Of course, none of this is likely to help Conway, as the list of organizations she would need to support is so long that she’d still have some hard decisions to make. But Conway if you happen to be reading this, I’d be happy to help you prioritize your donations to the different possible organizations deserving of the tainted money you’ve accepted for serving Donald Trump. Though it has only expanded since the recent hurricanes and Mexican earthquakes, I’m sure that I could help you rid yourself of even millions of dollars.
*1: Did I really just write all that to say I usually don’t bother to pay attention to Conway and I feel I have good reason? Apparently I did. Oy.
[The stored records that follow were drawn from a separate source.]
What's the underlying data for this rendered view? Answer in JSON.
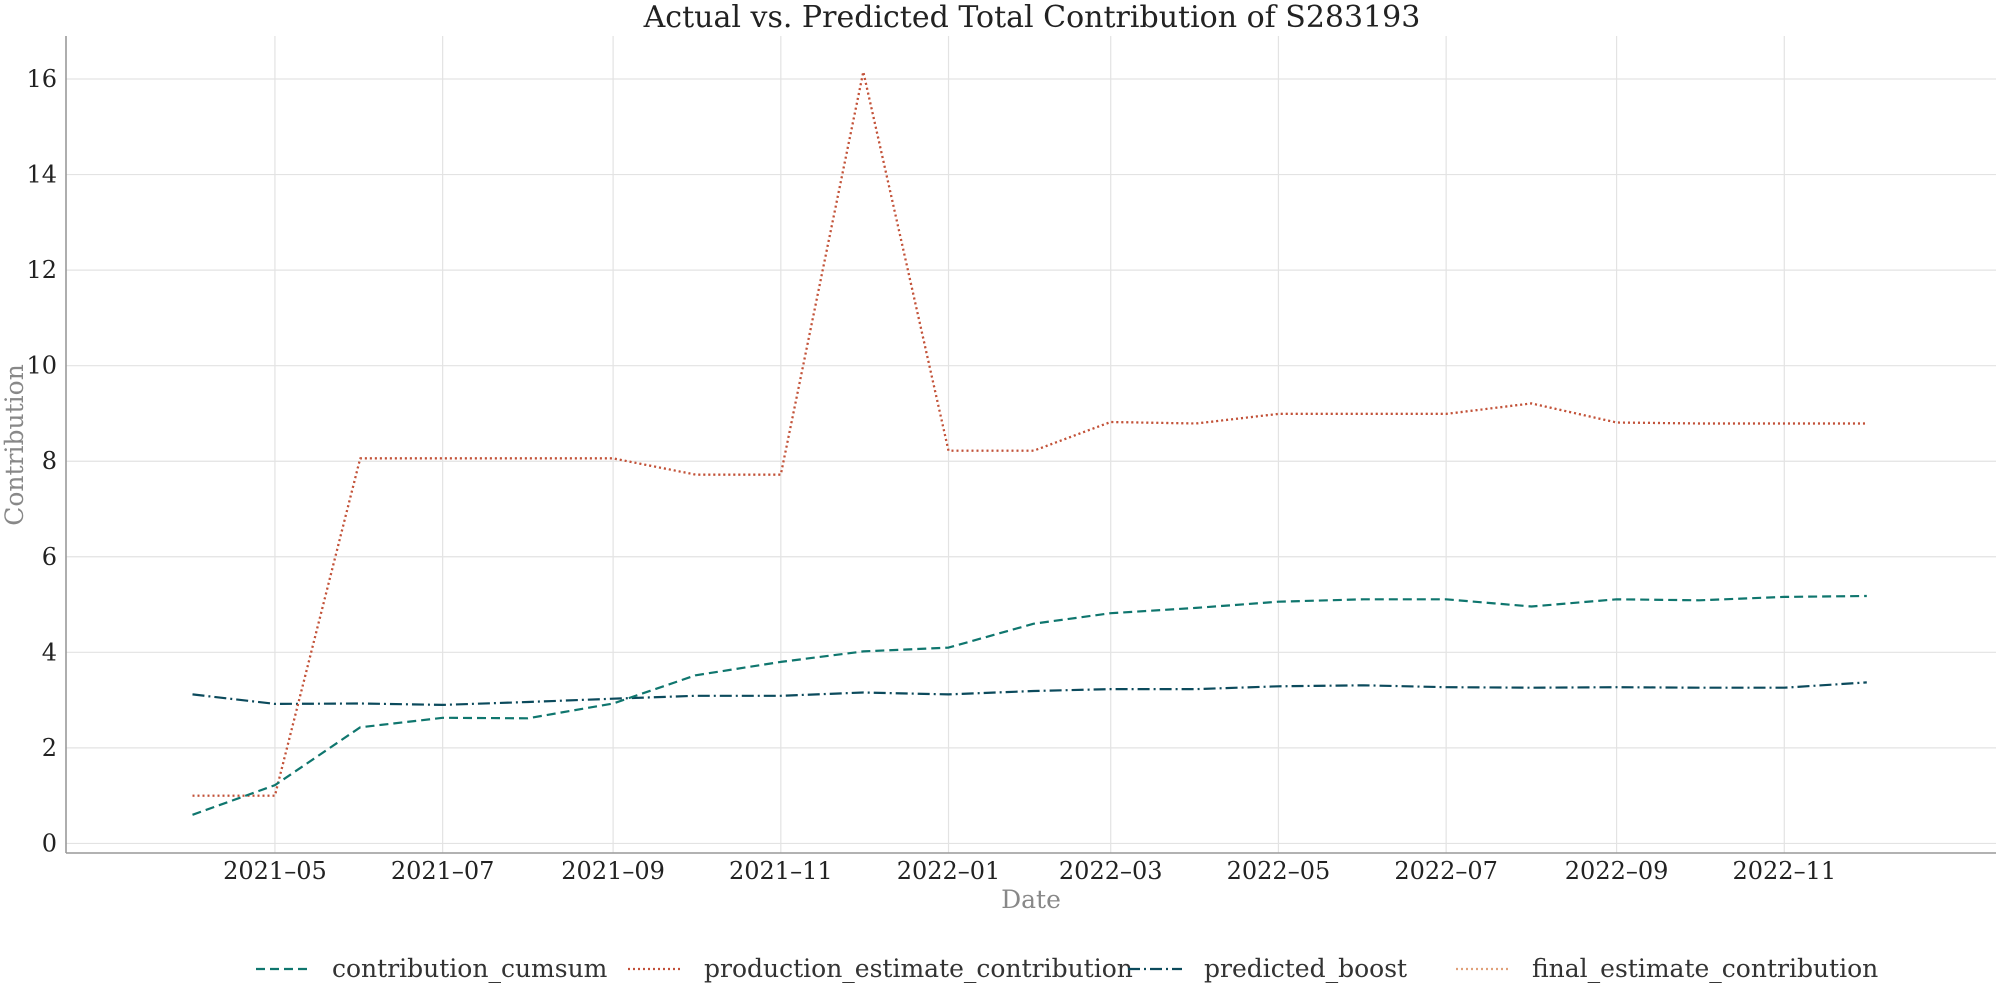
{
  "chart_data": {
    "type": "line",
    "title": "Actual vs. Predicted Total Contribution of S283193",
    "xlabel": "Date",
    "ylabel": "Contribution",
    "x": [
      "2021-04",
      "2021-05",
      "2021-06",
      "2021-07",
      "2021-08",
      "2021-09",
      "2021-10",
      "2021-11",
      "2021-12",
      "2022-01",
      "2022-02",
      "2022-03",
      "2022-04",
      "2022-05",
      "2022-06",
      "2022-07",
      "2022-08",
      "2022-09",
      "2022-10",
      "2022-11",
      "2022-12"
    ],
    "x_tick_labels": [
      "2021–05",
      "2021–07",
      "2021–09",
      "2021–11",
      "2022–01",
      "2022–03",
      "2022–05",
      "2022–07",
      "2022–09",
      "2022–11"
    ],
    "x_tick_dates": [
      "2021-05",
      "2021-07",
      "2021-09",
      "2021-11",
      "2022-01",
      "2022-03",
      "2022-05",
      "2022-07",
      "2022-09",
      "2022-11"
    ],
    "xlim": [
      "2021-02-14",
      "2023-01-17"
    ],
    "y_ticks": [
      0,
      2,
      4,
      6,
      8,
      10,
      12,
      14,
      16
    ],
    "ylim": [
      -0.2,
      16.9
    ],
    "grid": true,
    "legend_position": "bottom-center",
    "series": [
      {
        "name": "contribution_cumsum",
        "color": "#0f766e",
        "style": "dashed",
        "values": [
          0.6,
          1.22,
          2.43,
          2.63,
          2.62,
          2.93,
          3.52,
          3.8,
          4.02,
          4.1,
          4.6,
          4.82,
          4.93,
          5.06,
          5.11,
          5.11,
          4.96,
          5.11,
          5.09,
          5.16,
          5.18
        ]
      },
      {
        "name": "production_estimate_contribution",
        "color": "#c2513a",
        "style": "dotted",
        "values": [
          1.0,
          1.0,
          8.06,
          8.06,
          8.06,
          8.06,
          7.72,
          7.72,
          16.15,
          8.22,
          8.22,
          8.82,
          8.79,
          8.99,
          8.99,
          8.99,
          9.21,
          8.81,
          8.79,
          8.79,
          8.79
        ]
      },
      {
        "name": "predicted_boost",
        "color": "#0b4a5c",
        "style": "dashdot",
        "values": [
          3.12,
          2.92,
          2.93,
          2.9,
          2.96,
          3.03,
          3.09,
          3.09,
          3.16,
          3.12,
          3.19,
          3.23,
          3.23,
          3.29,
          3.31,
          3.27,
          3.26,
          3.27,
          3.26,
          3.26,
          3.37
        ]
      },
      {
        "name": "final_estimate_contribution",
        "color": "#e0a07a",
        "style": "dotted",
        "values": [
          1.0,
          1.0,
          8.06,
          8.06,
          8.06,
          8.06,
          7.72,
          7.72,
          16.15,
          8.22,
          8.22,
          8.82,
          8.79,
          8.99,
          8.99,
          8.99,
          9.21,
          8.81,
          8.79,
          8.79,
          8.79
        ]
      }
    ]
  }
}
*2: yes, tepidly and inadequately and incompetently and while engaging in victim blaming and … well, a whole lot more ands that ensure her “advocacy” is anything but helpful and effective, but in her defenses of Trump she has gone out of her way on TV to say that she supports “real” survivors. Since she didn’t single out Clinton for the effectiveness of her advocacy, merely for the fact that she spoke up about survivors needing and deserving things, the effectiveness and even the offensive malicious falseness of her statements “advocating” for survivors are not the point. If she made statements that she feels
*3: That might just be the most depressing attempt at humorous litotes I’ve ever made.